It is rarely appreciated that Testosterone is required to maintain very diverse functions in many tissues of the body, in both males and females. Before birth and at puberty, testosterone determines normal genital development. In adulthood, the maintenance of sexual function is only one aspect of this hormone's function, both in both men and women. Testosterone has an important role in the function and physiology of brain, bone, muscle, cardiovascular system and metabolism. It is not surprising therefore that deficiency can produce a wide spectrum of symptoms, particularly in men, and these symptoms can be reversed by testosterone deficiency treatment.
The most immediate and obvious symptoms of testosterone deficiency include erectile dysfunction, loss of libido, loss of vigour, drive, and mood changes. These may affect work performance, quality of life and relationship difficulties. Other physical symptoms include sweating, aches and pains, dry skin and difficulty sleeping. Often such symptoms are attributed to work stress, relationship difficulties, travel and aging. These symptoms can be caused by declining testosterone levels, which occurs in all men as they age, and the symptoms can start to manifest in middle age. In the longer term, testosterone deficiency may contribute to other age-related conditions and diseases, characterized as Testosterone Deficiency Syndrome.

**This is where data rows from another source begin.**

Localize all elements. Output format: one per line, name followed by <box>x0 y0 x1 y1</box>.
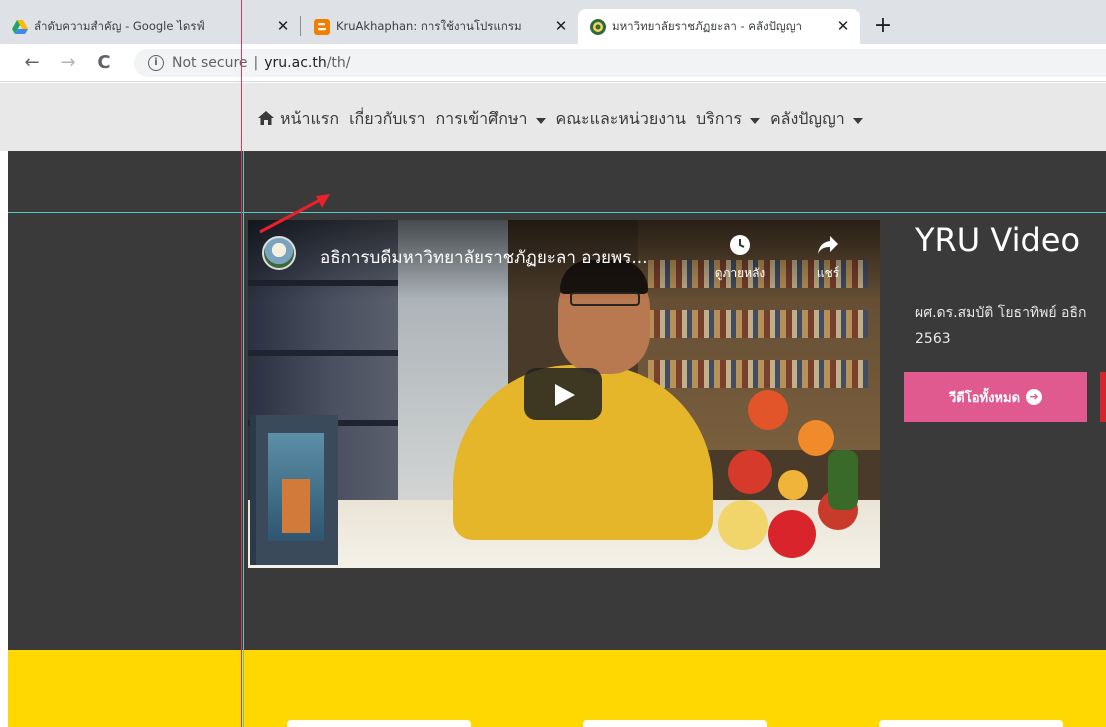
nav-item-label: การเข้าศึกษา <box>435 109 528 128</box>
watch-later-button[interactable]: ดูภายหลัง <box>710 234 770 283</box>
watch-later-label: ดูภายหลัง <box>714 266 766 280</box>
panel-description: ผศ.ดร.สมบัติ โยธาทิพย์ อธิก 2563 <box>915 300 1106 352</box>
play-button[interactable] <box>524 368 602 420</box>
yellow-section <box>8 650 1106 727</box>
nav-item-label: หน้าแรก <box>280 109 340 128</box>
nav-item-about[interactable]: เกี่ยวกับเรา <box>349 107 425 132</box>
site-nav-bar: หน้าแรก เกี่ยวกับเรา การเข้าศึกษา คณะและ… <box>0 83 1106 151</box>
share-button[interactable]: แชร์ <box>798 234 858 283</box>
panel-description-line: ผศ.ดร.สมบัติ โยธาทิพย์ อธิก <box>915 305 1087 321</box>
channel-avatar[interactable] <box>262 236 296 270</box>
address-bar[interactable]: i Not secure | yru.ac.th /th/ <box>134 49 1106 77</box>
site-menu: หน้าแรก เกี่ยวกับเรา การเข้าศึกษา คณะและ… <box>258 107 863 132</box>
video-flowers <box>708 390 878 568</box>
nav-item-services[interactable]: บริการ <box>696 107 760 132</box>
video-title[interactable]: อธิการบดีมหาวิทยาลัยราชภัฏยะลา อวยพร... <box>320 244 648 271</box>
secondary-button-edge[interactable] <box>1100 372 1106 422</box>
share-icon <box>798 234 858 264</box>
yru-site-icon <box>590 19 606 35</box>
nav-item-home[interactable]: หน้าแรก <box>258 107 339 132</box>
nav-item-knowledge[interactable]: คลังปัญญา <box>770 107 863 132</box>
arrow-right-circle-icon: ➜ <box>1026 389 1043 405</box>
clock-icon <box>710 234 770 264</box>
tab-title: ลำดับความสำคัญ - Google ไดรฟ์ <box>34 18 204 33</box>
caret-down-icon <box>852 117 863 124</box>
security-label: Not secure <box>172 55 248 71</box>
embedded-video-player[interactable]: อธิการบดีมหาวิทยาลัยราชภัฏยะลา อวยพร... … <box>248 220 880 568</box>
share-label: แชร์ <box>816 266 840 280</box>
home-icon <box>258 110 274 129</box>
nav-item-label: บริการ <box>695 109 742 128</box>
nav-item-label: คณะและหน่วยงาน <box>555 109 686 128</box>
address-separator: | <box>253 55 259 71</box>
nav-item-admission[interactable]: การเข้าศึกษา <box>435 107 546 132</box>
close-tab-icon[interactable]: ✕ <box>834 17 852 35</box>
browser-toolbar: ← → C i Not secure | yru.ac.th /th/ <box>0 44 1106 82</box>
tab-title: KruAkhaphan: การใช้งานโปรแกรม Fa <box>336 18 526 33</box>
caret-down-icon <box>749 117 760 124</box>
tab-title: มหาวิทยาลัยราชภัฏยะลา - คลังปัญญา <box>612 18 802 33</box>
address-host: yru.ac.th <box>264 55 327 71</box>
card[interactable] <box>879 720 1063 727</box>
tab-google-drive[interactable]: ลำดับความสำคัญ - Google ไดรฟ์ ✕ <box>0 9 300 44</box>
close-tab-icon[interactable]: ✕ <box>274 17 292 35</box>
annotation-arrow-icon <box>259 194 330 234</box>
tab-yru-active[interactable]: มหาวิทยาลัยราชภัฏยะลา - คลังปัญญา ✕ <box>578 9 860 44</box>
browser-tab-strip: ลำดับความสำคัญ - Google ไดรฟ์ ✕ KruAkhap… <box>0 0 1106 44</box>
panel-title: YRU Video <box>915 221 1081 259</box>
guide-line-vertical-red <box>241 0 242 727</box>
screen: ลำดับความสำคัญ - Google ไดรฟ์ ✕ KruAkhap… <box>0 0 1106 727</box>
nav-item-faculties[interactable]: คณะและหน่วยงาน <box>556 107 686 132</box>
nav-item-label: คลังปัญญา <box>769 109 845 128</box>
forward-button[interactable]: → <box>56 51 80 75</box>
reload-button[interactable]: C <box>92 51 116 75</box>
tab-kruakhaphan[interactable]: KruAkhaphan: การใช้งานโปรแกรม Fa ✕ <box>302 9 578 44</box>
caret-down-icon <box>535 117 546 124</box>
new-tab-button[interactable]: + <box>870 14 896 40</box>
page-left-margin <box>0 151 8 727</box>
info-icon[interactable]: i <box>148 55 164 71</box>
all-videos-label: วีดีโอทั้งหมด <box>948 390 1021 406</box>
panel-description-line: 2563 <box>915 331 951 347</box>
tab-separator <box>300 16 301 36</box>
video-book <box>250 415 338 565</box>
close-tab-icon[interactable]: ✕ <box>552 17 570 35</box>
blogger-icon <box>314 19 330 35</box>
back-button[interactable]: ← <box>20 51 44 75</box>
card[interactable] <box>287 720 471 727</box>
card[interactable] <box>583 720 767 727</box>
guide-line-horizontal <box>8 212 1106 213</box>
guide-line-vertical <box>243 151 244 727</box>
google-drive-icon <box>12 19 28 35</box>
all-videos-button[interactable]: วีดีโอทั้งหมด ➜ <box>904 372 1087 422</box>
nav-item-label: เกี่ยวกับเรา <box>349 109 426 128</box>
address-path: /th/ <box>326 55 351 71</box>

Symptoms acquired as a result of testosterone deficiency usually respond well to appropriate testosterone replacement treatment. The individual symptoms that an individual experiences tends to relate to the degree and duration of deficiency, with some symptoms being more troublesome than others. Some symptoms may be absent even in the presence of testosterone deficiency or they develop at a later stage if testosterone continues to decline. Untreated, longer term testosterone deficiency may adversely affect quality of life, and increase the risk of osteoporosis, metabolic disease, cardiovascular and neurological disease. However, before treatment can be recommended or begun, general medical and urological condition must be fully assessed, potential contraindications ruled out, and during treatment monitoring will be necessary.
Testosterone therapy may increase the growth of prostate cancer, but testosterone is not currently thought to cause of the cancer (nearly all men have testosterone, but only 3% will die from prostate cancer). Many but not all forms of testosterone deficiency treatment impair normal testicular function and fertility (and testosterone has been tested as a contraceptive). While testosterone treatment may be very effective for symptoms, occasionally side effects may develop. These include (but are not limited to) occasional breast swelling, an increase in balding (hair loss), slight testicular shrinkage, and an increase in blood count, though none of these are common with modern treatment monitoring. Since prostate cancer becomes more common with advancing age, careful monitoring is necessary to ensure it is detected and treated early. In men who have had prostate cancer, the effect of testosterone and consequences of deficiency require very careful consideration with a urological specialist.
Testosterone replacement therapy is usually carried out with skin gels, and a variety of gels are now available. These provide the most physiological levels of the hormone and are convenient and generally acceptable to most men. A minority of patients are better suited to an injectable form of testosterone. Hormone implants provide replacement for up to six months, but are least physiological and the symptomatic benefit may be somewhat unsatisfactory along with a greater tendency to side effects. Medications that improve erectile function can be used combination with testosterone supplementation depending on the underlying diagnosis.